1. In the suit out of which this appeal arises the plaintiffs sued the defendant for the recovery of arrears of rent for the years 1338 to 1341 B.S. on the basis of a kabuliat which was executed by the defendant on 3rd June 1929. Various pleas were put forward by the defendant in the Courts below. He denied the validity of the kabuliat and maintained that he bad not undertaken to pay the rent of Rs. 23 per annum and that the kabuliat dated 3rd June 1929 had not been acted upon. The first Court decreed the plaintiff's suit. The defendant then appealed to the lower Appellate Court and the learned Subordinate Judge reversed the decision of the first Court mainly on the ground that the kabuliat of 3rd June 1929 had been taken by the plaintiffs after an invalid sub-division of the original holding.
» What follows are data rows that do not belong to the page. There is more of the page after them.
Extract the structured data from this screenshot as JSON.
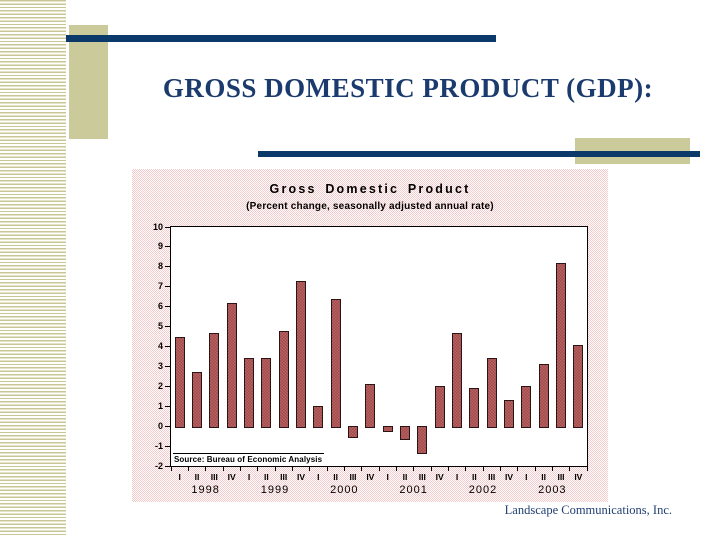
{
  "slide": {
    "title": "GROSS DOMESTIC PRODUCT (GDP):",
    "footer": "Landscape Communications, Inc."
  },
  "colors": {
    "navy_rule": "#0b3a6a",
    "title_navy": "#1b3a6e",
    "stripe_olive": "#c8c795",
    "accent_beige": "#cbca9b",
    "bar_fill": "#b25d5d",
    "bar_fill_dark": "#9d4b4b",
    "bar_border": "#2a1414",
    "chart_bg_pink": "#f6caca"
  },
  "chart_data": {
    "type": "bar",
    "title": "Gross Domestic Product",
    "subtitle": "(Percent change, seasonally adjusted annual rate)",
    "source": "Source: Bureau of Economic Analysis",
    "ylim": [
      -2,
      10
    ],
    "yticks": [
      10,
      9,
      8,
      7,
      6,
      5,
      4,
      3,
      2,
      1,
      0,
      -1,
      -2
    ],
    "grid": false,
    "legend": false,
    "years": [
      "1998",
      "1999",
      "2000",
      "2001",
      "2002",
      "2003"
    ],
    "quarter_labels": [
      "I",
      "II",
      "III",
      "IV"
    ],
    "categories": [
      "1998 I",
      "1998 II",
      "1998 III",
      "1998 IV",
      "1999 I",
      "1999 II",
      "1999 III",
      "1999 IV",
      "2000 I",
      "2000 II",
      "2000 III",
      "2000 IV",
      "2001 I",
      "2001 II",
      "2001 III",
      "2001 IV",
      "2002 I",
      "2002 II",
      "2002 III",
      "2002 IV",
      "2003 I",
      "2003 II",
      "2003 III",
      "2003 IV"
    ],
    "series": [
      {
        "name": "GDP percent change",
        "values": [
          4.5,
          2.7,
          4.7,
          6.2,
          3.4,
          3.4,
          4.8,
          7.3,
          1.0,
          6.4,
          -0.5,
          2.1,
          -0.2,
          -0.6,
          -1.3,
          2.0,
          4.7,
          1.9,
          3.4,
          1.3,
          2.0,
          3.1,
          8.2,
          4.1
        ]
      }
    ]
  }
}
It appears from the facts found in the judgment of the learned Subordinate Judge that originally three brothers were tenants in respect of the land covered by the holding in respect of which rent is claimed by the plaintiffs. These brothers were Gangaram, Bharat and Rajani (the defendant in this case). They held jointly two raiyati tenancies under the plaintiffs, the rent of the first of these being Rs. 4-9-0 per annum while the annual rent for the other tenancy was Rs. 24-10-4. After the death of Gangaram and Bharat, new kabuliats were taken by the landlords in respect of the original tenancies on 3rd June 1929, the tenants under these kabuliats being Bajani, the defendant in the suit out of which this appeal arises and Nityabashi. Admittedly both Bharat and Gangaram had children but these children were not parties to the kabuliats nor does it appear that these kabuliats were executed on their behalf. It therefore follows that the two kabuliats executed by Rajani and Nityabashi involve a division of the two original holdings without the consent of all the cosbarer tenants of those holdings. The kabuliats must therefore be regarded as invalid having regard to Proviso 2 to Section 88, Bengal Tenancy Act.

2. It is argued by the learned advocate for the appellants in this case that in effect a new tenancy was created in favour of Rajani by the kabuliat dated 3rd June 1929 not only in respect of that portion of the land of the original tenancy which was in his possession but also in respect of some new land which was not included in the original tenanoc. With regard to this point, I would have held that in view of the clear language of Proviso 2 to Section 88, Bengal Tenancy Act, mentioned above, even if new land had been included in the kabuliat, this fact would have made no difference to the validity of the kabuliat itself if the original tenancy had been divided or the rent thereof had been redistributed as has happened in the case with which we are now dealing. In any event however, the finding of the lower Appellate Court is to the effect that it is not safe to rely upon the evidence that there has been an increase in the area of the tenancy. This finding must be regarded as final. In my opinion, the view taken by the lower Appellate Court is correct. The judgment and decree of the learned Subordinate Judge will therefore be affirmed and this appeal is dismissed with costs. Leave to appeal under Clause 15, Letters Patent, is refused.